I also wonder about underclocking—and undervolting!—the core while overclocking the memory.
 
Well, if I'm not mistaken, AMD's new crypto instruction is supposed to help with mining, but has yet to be used by existing software, right? I have no idea how much it could bring, but it might help.
It has an instruction to accelerate hash calculations. That part was never the bottleneck for ETH. So it shouldn't have an impact there. I don't know about other currencies. (Well, it would help bitcoin, but that's not viable either way.)
 
It has an instruction to accelerate hash calculations. That part was never the bottleneck for ETH. So it shouldn't have an impact there. I don't know about other currencies. (Well, it would help bitcoin, but that's not viable either way.)

Thanks for clarifying that. It would be interesting to know precisely where it can help, and by how much.

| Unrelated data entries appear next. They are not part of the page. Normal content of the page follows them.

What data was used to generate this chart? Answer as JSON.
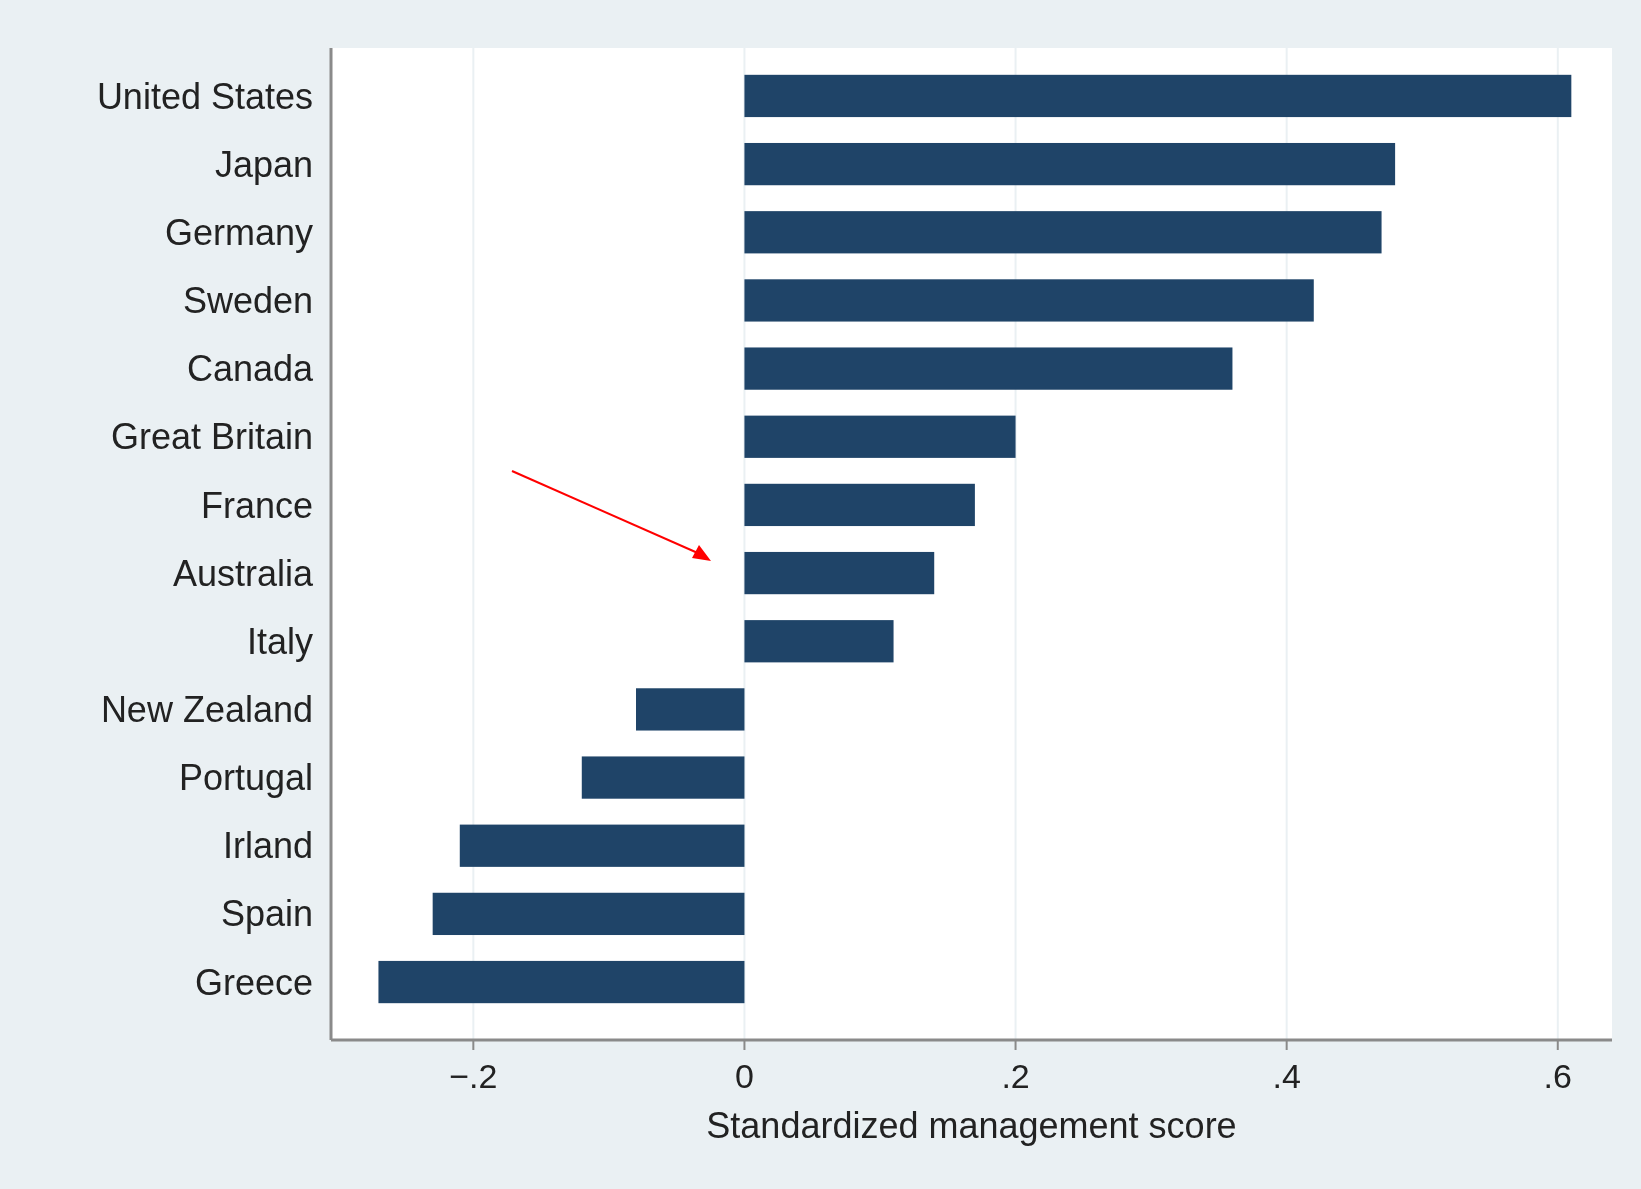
{
  "chart_data": {
    "type": "bar",
    "orientation": "horizontal",
    "xlabel": "Standardized management score",
    "categories": [
      "United States",
      "Japan",
      "Germany",
      "Sweden",
      "Canada",
      "Great Britain",
      "France",
      "Australia",
      "Italy",
      "New Zealand",
      "Portugal",
      "Irland",
      "Spain",
      "Greece"
    ],
    "values": [
      0.61,
      0.48,
      0.47,
      0.42,
      0.36,
      0.2,
      0.17,
      0.14,
      0.11,
      -0.08,
      -0.12,
      -0.21,
      -0.23,
      -0.27
    ],
    "color": "#1f4468",
    "xlim": [
      -0.305,
      0.64
    ],
    "xticks": [
      {
        "value": -0.2,
        "label": "−.2"
      },
      0,
      {
        "value": 0.2,
        "label": ".2"
      },
      {
        "value": 0.4,
        "label": ".4"
      },
      {
        "value": 0.6,
        "label": ".6"
      }
    ],
    "grid": "x"
  }
}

Presumably the instruction was added for a very real reason, but I suppose cryptocurrencies might not be it—after all, there are many other uses for cryptographic algorithms.
 
The new vega ops: https://github.com/RadeonOpenComput...CN_ISA_Manuals/Vega_Shader_ISA_28July2017.pdf
Code:
V_XAD_U32: D.u32 = (S0.u32 ^ S1.u32) + S2.u32
V_SAT_PK_U8_I16: D.u32 = {16'b0, sat8(S.u[31:16]), sat8(S.u[15:0])}
V_LSHL_ADD_U32: D.u = (S0.u << S1.u[4:0]) + S2.u
V_ADD_LSHL_U32: D.u = (S0.u + S1.u) << S2.u[4:0]
V_ADD3_U32: D.u = S0.u + S1.u + S2.u
V_LSHL_OR_B32: D.u = (S0.u << S1.u[4:0]) | S2.u
V_AND_OR_B32: D.u = (S0.u & S1.u) | S2.u
V_OR3_B32: D.u = S0.u | S1.u | S2.u

The ADD/SHIFT, SHIFT/ADD, and ADD3 will all be useful for address calculations.

Some compute-limited coins like SIA might make use of the AND/OR, OR3, and XOR/ADD, but they're weirdly limited. Nowhere near as flexible as CUDA's LOP3 which can calculate any 3-input logical op, even things like ((a & b | c) ^ a). Generally not expecting this to make much of a difference.
 
So how exactly does GP100 get to these ridiculously high hash rates? Math throughout and bandwidth put it on par with GP102, which tit manage to somehow outperform by over 2x.
 
So how exactly does GP100 get to these ridiculously high hash rates? Math throughout and bandwidth put it on par with GP102, which tit manage to somehow outperform by over 2x.

What do you mean? With 717GB/s it's got a good deal more bandwidth than the Titan Xp (548GB/s). I guess that doesn't quite explain the 2× difference, but maybe having four HBM2 channels is really helpful somehow.
 
Hitting 30 MH/s @95W with a 1070 is trivial. Unless AMD's new crypto driver pulls some additional pixie dust out of its cache (rymes with ass sorta), then Vega isn't going to have much of an impact.

Do you mind sharing how you get a 1070 to 30MH/s @95W? Both mine are running -50% power, +700MHz memory and hashing at 30+MH/s. Top card running @38 degrees, bottom card @ 63 degrees. Hardware Info is reporting average power consumption at about 115W and 110W respectively, however I assume that is the GPU power and the cards could well be pulling more. That's running on Win 10 and using Afterburner to change settings.